What’s great about our profession is that public health issues warrant us to consider all levels of the socio-ecological model, to address risk factors, support protective factors, and close the gap in health inequities. I am concerned with ensuring that we all frame public health issues with proper holistic interventions that require commitment from every angle. Injury prevention, environmental conditions, and chronic diseases equally concern me because of their interconnection. That is the beauty in what we do; I can’t recall a day when one issue concerned me most.

What do you like to do for fun?
My wife and I enjoy hiking the trails in Hawaii, and naturally photography became my hobby. The photos weren’t perfect, but we felt something special in them that needed exploring. We wanted to capture hunks of light from our weekend excursions, in a way that inspires excitement among our friends and family. After one year of living in Honolulu, a little investment and research, we registered our Hawaii business: Nicholas Hines Photography!  Being a photographer is seriously awesome; the environment and the beautiful people make it easy. In some ways our photography business keeps my public health work grounded. There are always multiple exposure settings in a camera to render the same photo, reminding me to always consider mixed methods of bringing light to a public health issue. 

Do you have a favorite UK memory to share?
If the awesome curriculum wasn’t inspiring enough, it was the embrace from faculty and staff. A few unforgettable moments in 2009 include: the time Ms. Carter and I personally walked nearly half the campus to get me oriented; the class invitation to meet and greet health behavior faculty at the house of Dr. Swanson; eggs from the personal farm of Dr. Crosby; briefly helping Dr. Harris with the Using Medications Safely education program; and the collection of yard sign data for Toyota Worksite Smoking Program with Dr. Alexander. The touch of care and relationship building was well received and is everlasting.

What was the most important thing you learned at the College of Public Health?
Embracing partnerships, questioning the norm, feeding knowledge and starving ignorance can help you fly above the clouds for a proper public health view, positioning you to truly see blue.

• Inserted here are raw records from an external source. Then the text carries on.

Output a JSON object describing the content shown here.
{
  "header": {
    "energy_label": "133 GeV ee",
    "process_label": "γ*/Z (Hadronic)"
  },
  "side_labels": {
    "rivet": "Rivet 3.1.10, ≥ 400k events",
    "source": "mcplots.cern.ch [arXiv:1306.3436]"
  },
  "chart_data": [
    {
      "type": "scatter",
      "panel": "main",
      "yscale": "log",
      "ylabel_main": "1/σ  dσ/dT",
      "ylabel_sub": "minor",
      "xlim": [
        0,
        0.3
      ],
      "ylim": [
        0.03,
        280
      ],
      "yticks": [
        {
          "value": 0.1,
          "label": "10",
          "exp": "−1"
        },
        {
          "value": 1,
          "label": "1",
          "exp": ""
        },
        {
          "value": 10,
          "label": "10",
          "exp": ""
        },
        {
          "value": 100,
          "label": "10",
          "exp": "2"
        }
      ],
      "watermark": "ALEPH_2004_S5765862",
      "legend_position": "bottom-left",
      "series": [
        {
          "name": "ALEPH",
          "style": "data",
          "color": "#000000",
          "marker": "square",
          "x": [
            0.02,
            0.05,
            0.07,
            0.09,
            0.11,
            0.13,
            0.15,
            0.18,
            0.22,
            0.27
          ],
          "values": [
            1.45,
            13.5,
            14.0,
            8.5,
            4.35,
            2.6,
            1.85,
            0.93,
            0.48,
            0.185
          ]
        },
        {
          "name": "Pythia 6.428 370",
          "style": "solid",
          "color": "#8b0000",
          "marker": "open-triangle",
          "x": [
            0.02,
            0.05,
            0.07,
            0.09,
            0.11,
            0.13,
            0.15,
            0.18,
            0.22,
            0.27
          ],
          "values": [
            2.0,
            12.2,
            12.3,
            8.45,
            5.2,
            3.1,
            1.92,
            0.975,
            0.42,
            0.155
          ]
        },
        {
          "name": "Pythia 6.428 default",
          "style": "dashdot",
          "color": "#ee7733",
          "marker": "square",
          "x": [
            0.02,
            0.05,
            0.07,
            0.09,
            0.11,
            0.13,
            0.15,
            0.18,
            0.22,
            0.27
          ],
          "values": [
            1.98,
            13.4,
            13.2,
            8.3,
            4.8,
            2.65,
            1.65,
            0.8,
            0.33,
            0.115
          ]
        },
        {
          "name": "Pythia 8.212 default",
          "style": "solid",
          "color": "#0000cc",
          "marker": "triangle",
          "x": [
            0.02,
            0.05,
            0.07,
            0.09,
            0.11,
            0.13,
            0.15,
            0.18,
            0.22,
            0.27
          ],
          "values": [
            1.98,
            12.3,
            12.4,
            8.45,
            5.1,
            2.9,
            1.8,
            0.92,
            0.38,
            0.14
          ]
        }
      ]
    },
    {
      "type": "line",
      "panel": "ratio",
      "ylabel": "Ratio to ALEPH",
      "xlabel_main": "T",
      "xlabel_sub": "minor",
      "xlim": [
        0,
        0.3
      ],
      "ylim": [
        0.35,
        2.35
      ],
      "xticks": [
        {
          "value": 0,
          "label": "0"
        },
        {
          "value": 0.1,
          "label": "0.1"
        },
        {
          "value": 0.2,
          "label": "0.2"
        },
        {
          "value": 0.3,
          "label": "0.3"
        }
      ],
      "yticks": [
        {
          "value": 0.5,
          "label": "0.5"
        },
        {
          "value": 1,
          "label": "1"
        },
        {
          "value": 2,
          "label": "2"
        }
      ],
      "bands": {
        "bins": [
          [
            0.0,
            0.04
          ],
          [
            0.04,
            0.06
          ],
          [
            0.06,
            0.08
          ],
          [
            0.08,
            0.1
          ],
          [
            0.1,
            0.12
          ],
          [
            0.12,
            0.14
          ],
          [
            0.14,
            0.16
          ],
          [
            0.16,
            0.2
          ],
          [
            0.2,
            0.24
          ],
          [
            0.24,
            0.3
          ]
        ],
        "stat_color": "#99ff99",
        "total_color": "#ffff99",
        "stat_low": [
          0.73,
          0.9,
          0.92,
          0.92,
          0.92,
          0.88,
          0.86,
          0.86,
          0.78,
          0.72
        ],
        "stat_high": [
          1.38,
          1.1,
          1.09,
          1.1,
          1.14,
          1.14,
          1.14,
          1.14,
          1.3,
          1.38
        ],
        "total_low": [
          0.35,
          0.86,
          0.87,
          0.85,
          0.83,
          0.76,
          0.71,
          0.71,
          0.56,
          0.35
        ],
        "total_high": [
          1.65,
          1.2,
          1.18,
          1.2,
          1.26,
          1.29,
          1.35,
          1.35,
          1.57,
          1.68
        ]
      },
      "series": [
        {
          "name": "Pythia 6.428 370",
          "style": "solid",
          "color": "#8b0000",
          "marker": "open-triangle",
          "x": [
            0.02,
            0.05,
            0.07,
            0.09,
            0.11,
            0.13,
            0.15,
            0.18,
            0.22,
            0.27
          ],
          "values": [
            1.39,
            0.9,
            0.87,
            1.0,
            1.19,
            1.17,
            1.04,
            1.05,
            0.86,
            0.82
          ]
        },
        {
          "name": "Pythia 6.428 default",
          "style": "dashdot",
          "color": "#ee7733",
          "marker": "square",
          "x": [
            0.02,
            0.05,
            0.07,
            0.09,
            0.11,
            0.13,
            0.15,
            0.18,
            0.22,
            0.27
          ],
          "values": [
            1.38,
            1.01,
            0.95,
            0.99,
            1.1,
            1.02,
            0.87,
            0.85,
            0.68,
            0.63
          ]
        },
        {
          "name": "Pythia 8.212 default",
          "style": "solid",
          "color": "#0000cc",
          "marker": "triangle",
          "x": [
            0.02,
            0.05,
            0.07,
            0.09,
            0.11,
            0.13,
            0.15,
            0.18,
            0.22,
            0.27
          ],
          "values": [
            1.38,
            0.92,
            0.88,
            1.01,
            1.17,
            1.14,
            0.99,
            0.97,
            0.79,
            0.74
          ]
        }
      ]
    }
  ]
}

What advice do you have for others who are interested in pursuing a career in public health?
In the face of strong criticism, tighten the grip on your ideas; dive deep into your public health daydreams, because you might be the only torchbearer. Your public health focus may change; exploit those opportunities to learn new skills. If you feel your application is not qualified, get in line with everyone else still willing to commit; your odds of success will be zero if you fail to submit.